The Atlanta office has been plagued by racial problems. Most recently, the Department of Labor found the EPA retaliated against Dr. Rose Russo for cooperating with an investigation into whistleblower harassment at the agency. The EPA reassigned Dr. Russo from her position as lab director at the Georgia regional office effective November 5, 2000--a position she had held for 16 years--to a position handling grants at EPA headquarters. In the October 3 decision, the Department of Labor directed the EPA to cancel the transfer because it was based on retaliation. "We've made these complaints known to Ms. Browner, but they have been ignored," said Leroy Warren. Warren described Browner and her top staffers as being "arrogant," "remote," and unwilling to punish racists inside the agency. As a result, the NAACP has asked Browner to resign.

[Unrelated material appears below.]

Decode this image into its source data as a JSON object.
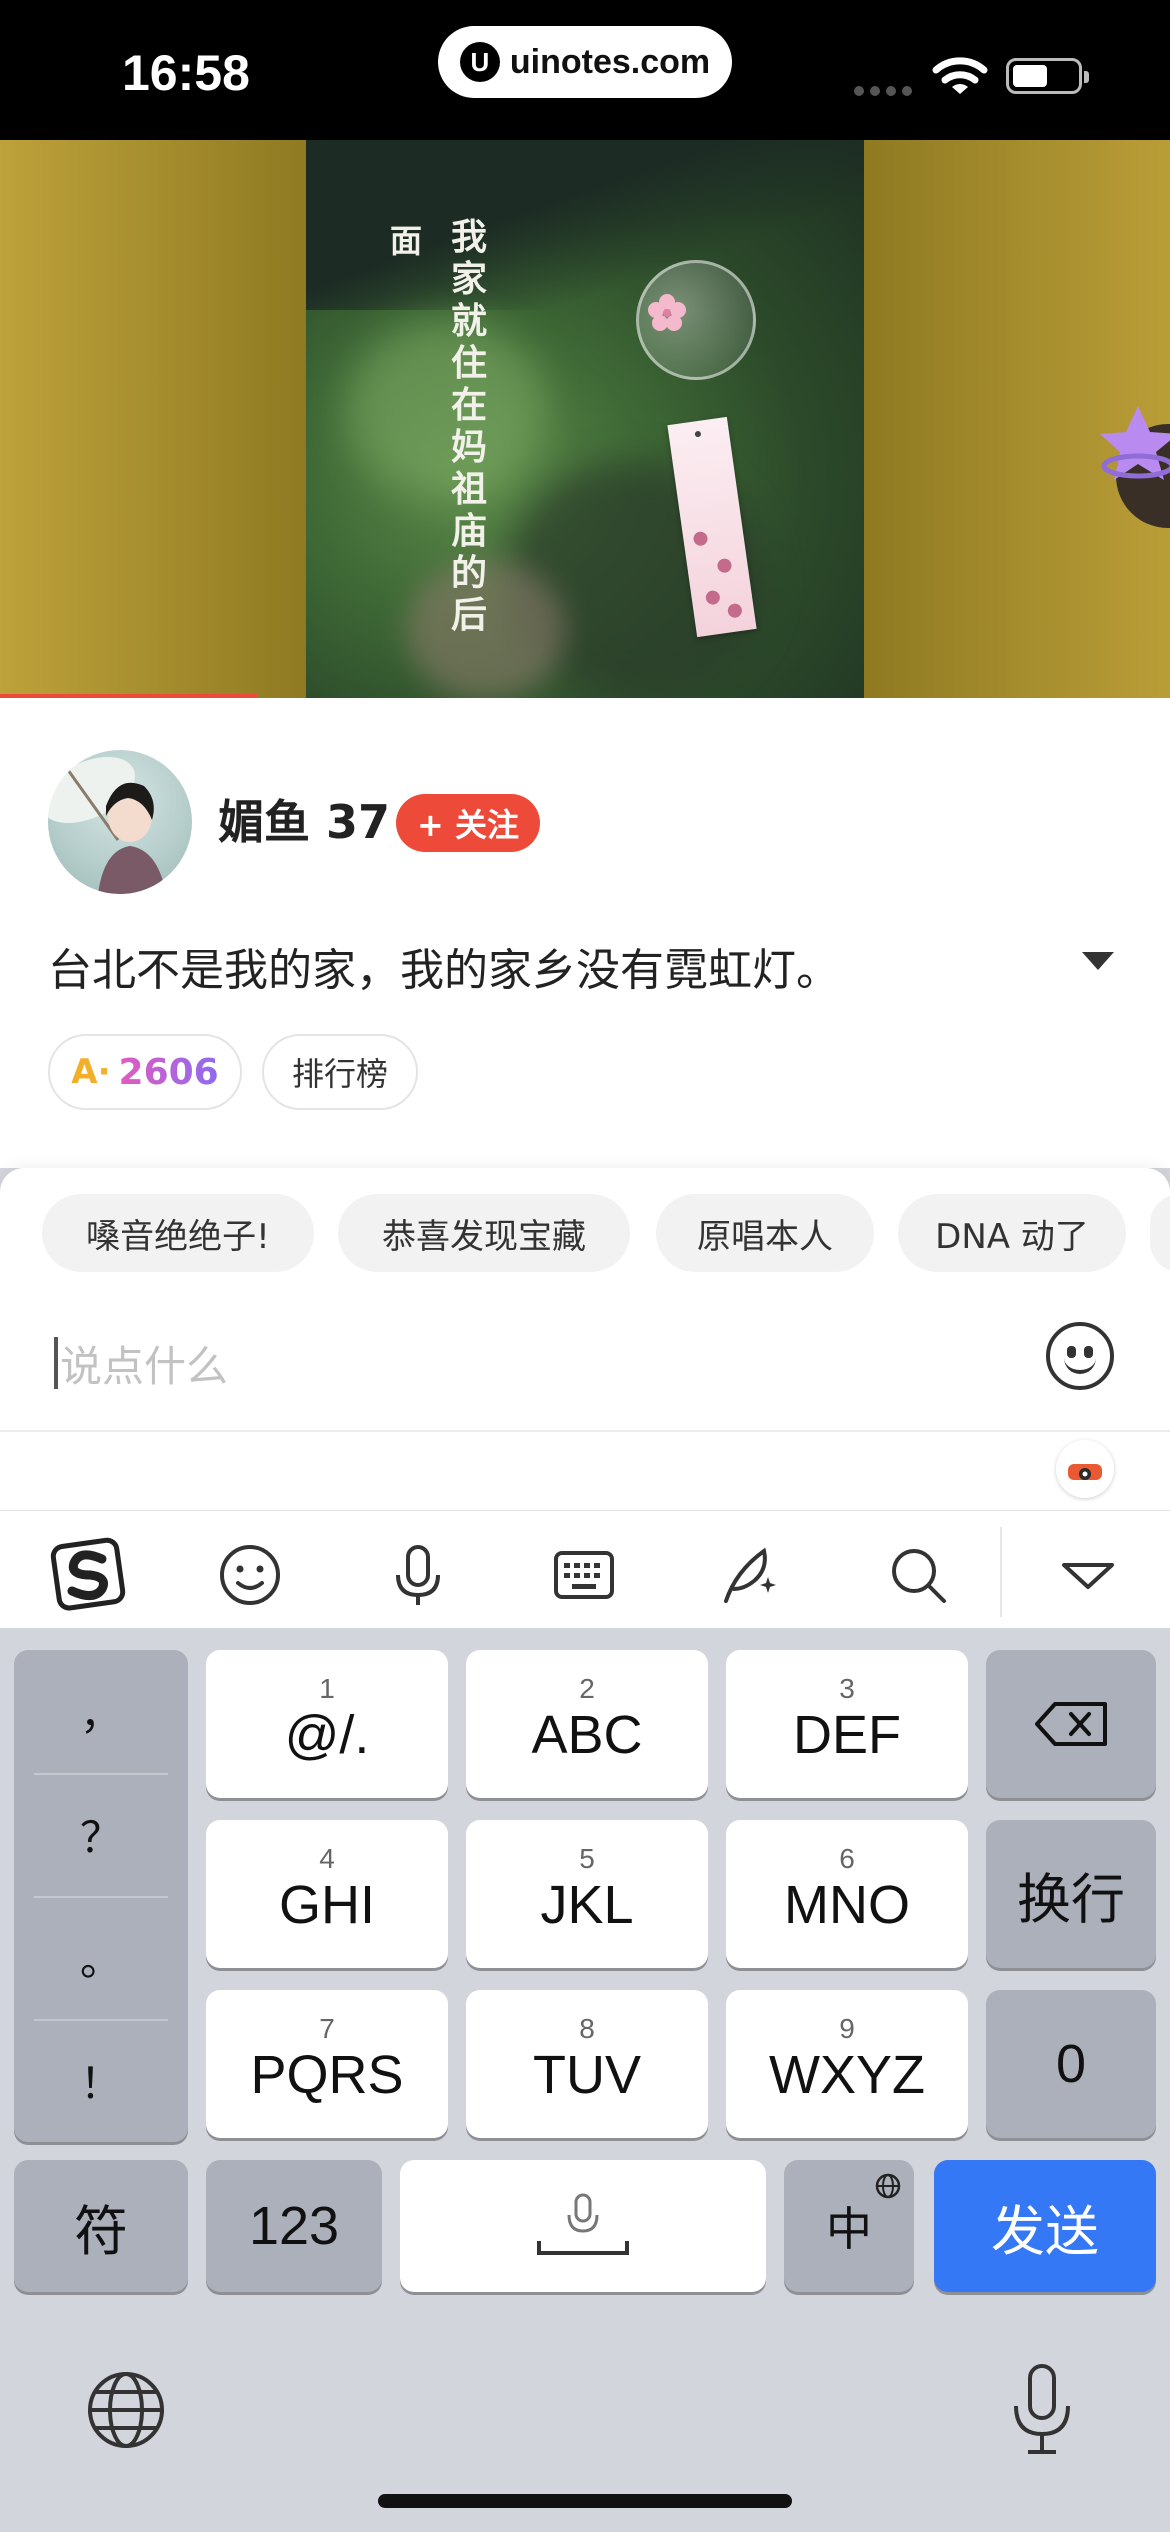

Browner's EPA has also turned a blind eye to discrimination and racist conduct by some of its favored contractors. A notorious example is the case of the Foster/Wheeler company, a New Jersey-based construction firm that has enjoyed numerous EPA contracts despite persistent complaints of sexual harassment and systemic racism inside the company. In January, a federal court levied a $1.3 million judgment against Foster/Wheeler in a class action suit brought by 100 black employees working out of the company's Chicago office.

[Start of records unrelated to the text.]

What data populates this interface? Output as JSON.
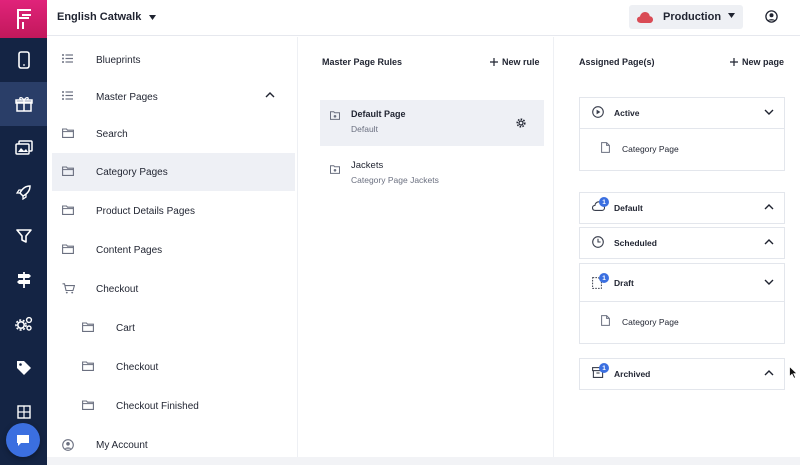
{
  "app": {
    "site_name": "English Catwalk",
    "environment": "Production",
    "accent": "#e0237a",
    "rail_bg": "#142444"
  },
  "rail": {
    "items": [
      {
        "icon": "mobile-icon"
      },
      {
        "icon": "gift-icon"
      },
      {
        "icon": "images-icon"
      },
      {
        "icon": "rocket-icon"
      },
      {
        "icon": "filter-icon"
      },
      {
        "icon": "signpost-icon"
      },
      {
        "icon": "gears-icon"
      },
      {
        "icon": "tag-icon"
      },
      {
        "icon": "grid-icon"
      }
    ]
  },
  "nav": {
    "items": [
      {
        "label": "Blueprints",
        "icon": "list-icon"
      },
      {
        "label": "Master Pages",
        "icon": "list-icon"
      },
      {
        "label": "Search",
        "icon": "folder-icon"
      },
      {
        "label": "Category Pages",
        "icon": "folder-icon"
      },
      {
        "label": "Product Details Pages",
        "icon": "folder-icon"
      },
      {
        "label": "Content Pages",
        "icon": "folder-icon"
      },
      {
        "label": "Checkout",
        "icon": "cart-icon"
      },
      {
        "label": "Cart",
        "icon": "folder-icon"
      },
      {
        "label": "Checkout",
        "icon": "folder-icon"
      },
      {
        "label": "Checkout Finished",
        "icon": "folder-icon"
      },
      {
        "label": "My Account",
        "icon": "user-icon"
      }
    ]
  },
  "rules": {
    "title": "Master Page Rules",
    "new_label": "New rule",
    "items": [
      {
        "title": "Default Page",
        "subtitle": "Default"
      },
      {
        "title": "Jackets",
        "subtitle": "Category Page Jackets"
      }
    ]
  },
  "assigned": {
    "title": "Assigned Page(s)",
    "new_label": "New page",
    "groups": [
      {
        "label": "Active",
        "page": "Category Page"
      },
      {
        "label": "Default",
        "badge": "1"
      },
      {
        "label": "Scheduled"
      },
      {
        "label": "Draft",
        "badge": "1",
        "page": "Category Page"
      },
      {
        "label": "Archived",
        "badge": "1"
      }
    ]
  }
}
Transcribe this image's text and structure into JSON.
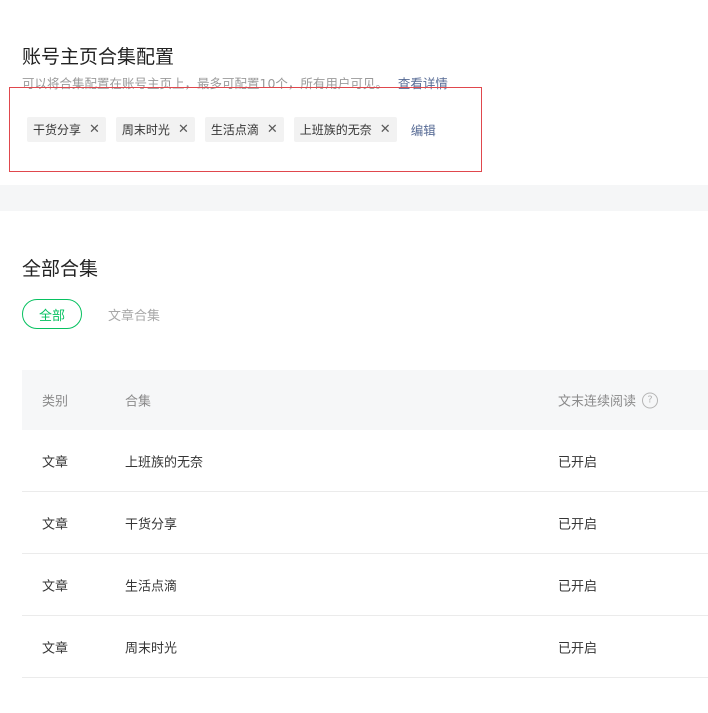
{
  "config": {
    "title": "账号主页合集配置",
    "description": "可以将合集配置在账号主页上，最多可配置10个，所有用户可见。",
    "detail_link": "查看详情",
    "tags": [
      "干货分享",
      "周末时光",
      "生活点滴",
      "上班族的无奈"
    ],
    "edit_label": "编辑"
  },
  "all": {
    "title": "全部合集",
    "filters": [
      "全部",
      "文章合集"
    ],
    "active_filter": "全部",
    "table": {
      "headers": [
        "类别",
        "合集",
        "文末连续阅读"
      ],
      "rows": [
        {
          "type": "文章",
          "name": "上班族的无奈",
          "status": "已开启"
        },
        {
          "type": "文章",
          "name": "干货分享",
          "status": "已开启"
        },
        {
          "type": "文章",
          "name": "生活点滴",
          "status": "已开启"
        },
        {
          "type": "文章",
          "name": "周末时光",
          "status": "已开启"
        }
      ]
    }
  },
  "colors": {
    "accent_green": "#07c160",
    "link_blue": "#576b95",
    "highlight_red": "#e0484d"
  },
  "icons": {
    "tag_remove": "close-icon",
    "header_help": "question-circle-icon"
  }
}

This August another Foster/Wheeler employee, Terrence Townsend, filed suit against the firm, alleging racial discrimination at an EPA contract site in Stratford, Connecticut. Townsend says that black employees of Foster/Wheeler are "given heavier workloads, more undesirable assignments, and paid far less than our white counterparts." After Townsend complained to company officials about these discriminatory practices, a white co-worker handed him a hangman's noose and told him, "This noose is for you if you get out of hand." Townsend also said he was forced to use a portable toilet at the EPA site which was covered with Ku Klux Klan graffiti. Townsend said he interpreted the noose and the KKK graffiti as warnings that he would suffer personal injury if he stayed with the company. He soon quit and now works as a technical specialist at GZA GeoEnvironmental in Newton, Massachusetts. "Working at that site put a lot of stress on me," Townsend says. "It's hard to believe that this kind of discrimination still happens, especially on a government-contracted site."